Es ist ein düsterer Befund, den die Meinungsforscher erhoben haben, düster für die französische Demokratie: Wenn die Wähler an diesem und am folgenden Sonntag aufgerufen sind, über die Zusammensetzung der Regionalparlamente zu entscheiden, wird wohl die Hälfte zu Hause bleiben. Das Land, in dem die Präsidentenwahl 2007 politische Leidenschaft entfacht und zur Beteiligung von 84 Prozent geführt hatte, scheint in das andere Extrem zu verfallen.

Die Gründe für den Umschwung: die Krise, den schwindenden Glauben, dass die Politik ihr etwas entgegensetzen kann, der Frust darüber, dass auch der sich so willensstark gebärdende Staatschef Nicolas Sarkozy nicht viel bewegt hat.

Diejenigen, die zur Wahl gehen, dürften der rechtsbürgerlichen UMP von Sarkozy überwiegend eine Abfuhr erteilen und für die Linke stimmen, die seit 2004 in fast allen Regionalparlamenten das Sagen hat. Sarkozy hat sich das selbst zuzuschreiben. Sicherlich ist es vor allem die Krise, die dem Volk zusetzt. "Sie laugt die Franzosen seelisch aus", hat Jean-Paul Delevoye - einst unter Jacques Chirac Minister - treffend festgestellt.

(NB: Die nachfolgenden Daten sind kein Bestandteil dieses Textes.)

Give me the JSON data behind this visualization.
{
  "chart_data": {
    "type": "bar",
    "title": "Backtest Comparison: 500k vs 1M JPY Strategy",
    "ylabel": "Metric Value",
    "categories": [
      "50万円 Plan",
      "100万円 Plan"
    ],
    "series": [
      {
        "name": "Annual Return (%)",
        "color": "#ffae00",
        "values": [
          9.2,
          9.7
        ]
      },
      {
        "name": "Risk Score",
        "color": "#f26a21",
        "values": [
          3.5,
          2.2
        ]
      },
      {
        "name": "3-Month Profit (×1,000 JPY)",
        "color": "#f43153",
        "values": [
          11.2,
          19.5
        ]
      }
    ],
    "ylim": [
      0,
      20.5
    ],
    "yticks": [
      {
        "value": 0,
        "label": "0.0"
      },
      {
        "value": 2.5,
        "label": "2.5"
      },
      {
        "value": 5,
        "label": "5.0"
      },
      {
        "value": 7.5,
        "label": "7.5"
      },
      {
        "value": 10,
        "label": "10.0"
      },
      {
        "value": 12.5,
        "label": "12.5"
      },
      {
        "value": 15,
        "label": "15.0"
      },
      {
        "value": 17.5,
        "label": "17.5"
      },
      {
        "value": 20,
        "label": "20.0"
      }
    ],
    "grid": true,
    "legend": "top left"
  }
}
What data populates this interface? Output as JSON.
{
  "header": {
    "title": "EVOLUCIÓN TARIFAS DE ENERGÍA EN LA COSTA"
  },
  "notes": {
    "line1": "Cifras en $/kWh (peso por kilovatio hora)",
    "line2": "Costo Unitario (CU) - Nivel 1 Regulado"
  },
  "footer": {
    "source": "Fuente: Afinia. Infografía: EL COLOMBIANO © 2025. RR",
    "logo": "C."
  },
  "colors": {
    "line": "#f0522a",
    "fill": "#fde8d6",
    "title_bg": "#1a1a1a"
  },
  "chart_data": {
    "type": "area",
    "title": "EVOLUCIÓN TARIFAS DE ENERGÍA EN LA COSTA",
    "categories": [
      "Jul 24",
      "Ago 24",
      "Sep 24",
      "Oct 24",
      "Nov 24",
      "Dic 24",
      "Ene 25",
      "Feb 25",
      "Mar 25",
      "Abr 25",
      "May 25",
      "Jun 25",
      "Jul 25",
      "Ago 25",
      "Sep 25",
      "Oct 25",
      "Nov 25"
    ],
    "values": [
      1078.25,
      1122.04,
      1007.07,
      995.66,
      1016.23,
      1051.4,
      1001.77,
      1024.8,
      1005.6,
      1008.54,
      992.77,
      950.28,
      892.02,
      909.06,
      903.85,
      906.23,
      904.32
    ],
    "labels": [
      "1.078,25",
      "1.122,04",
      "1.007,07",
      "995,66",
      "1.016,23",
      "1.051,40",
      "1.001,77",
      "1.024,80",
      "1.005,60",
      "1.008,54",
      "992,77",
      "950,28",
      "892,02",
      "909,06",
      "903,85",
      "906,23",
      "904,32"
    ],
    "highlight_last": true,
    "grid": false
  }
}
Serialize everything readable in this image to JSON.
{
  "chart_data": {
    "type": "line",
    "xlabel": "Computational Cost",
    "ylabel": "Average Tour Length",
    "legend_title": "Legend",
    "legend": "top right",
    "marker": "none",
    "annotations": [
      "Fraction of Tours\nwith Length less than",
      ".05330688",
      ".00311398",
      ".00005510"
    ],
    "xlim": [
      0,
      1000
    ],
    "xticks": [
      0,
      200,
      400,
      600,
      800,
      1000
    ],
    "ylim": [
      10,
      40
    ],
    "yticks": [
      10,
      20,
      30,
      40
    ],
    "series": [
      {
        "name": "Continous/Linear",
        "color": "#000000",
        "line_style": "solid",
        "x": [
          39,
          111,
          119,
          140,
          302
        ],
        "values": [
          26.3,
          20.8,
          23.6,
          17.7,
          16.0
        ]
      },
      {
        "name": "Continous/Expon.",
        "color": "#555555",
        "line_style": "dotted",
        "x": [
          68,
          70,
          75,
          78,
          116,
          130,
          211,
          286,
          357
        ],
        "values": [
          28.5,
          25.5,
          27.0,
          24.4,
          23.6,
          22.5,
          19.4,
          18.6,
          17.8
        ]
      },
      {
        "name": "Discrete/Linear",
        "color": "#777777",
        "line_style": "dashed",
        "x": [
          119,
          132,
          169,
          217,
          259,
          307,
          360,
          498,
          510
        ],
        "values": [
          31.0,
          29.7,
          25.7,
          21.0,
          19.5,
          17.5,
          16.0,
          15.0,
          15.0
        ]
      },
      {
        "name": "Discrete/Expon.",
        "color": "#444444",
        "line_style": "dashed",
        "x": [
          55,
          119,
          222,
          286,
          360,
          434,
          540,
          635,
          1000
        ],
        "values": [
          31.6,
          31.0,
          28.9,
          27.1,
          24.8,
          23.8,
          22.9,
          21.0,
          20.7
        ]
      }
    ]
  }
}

Der Präsident hat die Krise nicht zu verantworten. Er hat um den Preis hoher Staatsverschuldung die Auswirkungen gedämpft und dafür gesorgt, dass das Land glimpflicher davongekommen ist als die meisten EU-Staaten. Der Fehler liegt woanders. Er hat sich dem Wähler als jemand empfohlen, dessen Willen Berge versetzt, als Supersarko. "Der Staat, das bin ich", lautete die selbstherrliche Botschaft.

Und jetzt, da der in Frankreich ohnehin mit hohen Erwartungen befrachtete Staat nicht den ersehnten Schutz gewährt, wird dieses "der Staat bin ich" zum Bumerang. Der Wähler nimmt Sarkozy beim Wort, macht ihn verantwortlich für das Staatsversagen in der globalen Krise.

Enttäuschte Mehrheit

Um nicht zu enttäuschen, hat der Präsident versprochen, was nicht zu halten war - und hat erst recht enttäuscht. Zwei Drittel der Bevölkerung haben nach den Umfragen das Vertrauen in die Politik schlechthin verloren.

Neben der Linken schöpft auch die fast zur Bedeutungslosigkeit verurteilte Nationale Front FN neue Hoffnung. Mit acht bis zehn Prozent darf sie rechnen. Geschickt hatte Sarkozy die Themen der Rechtsradikalen besetzt, sich als Wahrer von Sicherheit und nationaler Identität empfohlen. Nun, da die Arbeitslosigkeit steigt und der Ruf des Präsidenten Schaden genommen hat, meldet sich die FN als angeblich wahrer Hüter des Nationalen zurück. Marine Le Pen, die Tochter des greisen Frontführers Jean-Marie Le Pen, schürt entschlossen die Furcht vor dem Islam. Sie ließ Plakate kleben, die Frankreich gespickt mit raketenähnlichen Gebetstürmen zeigen.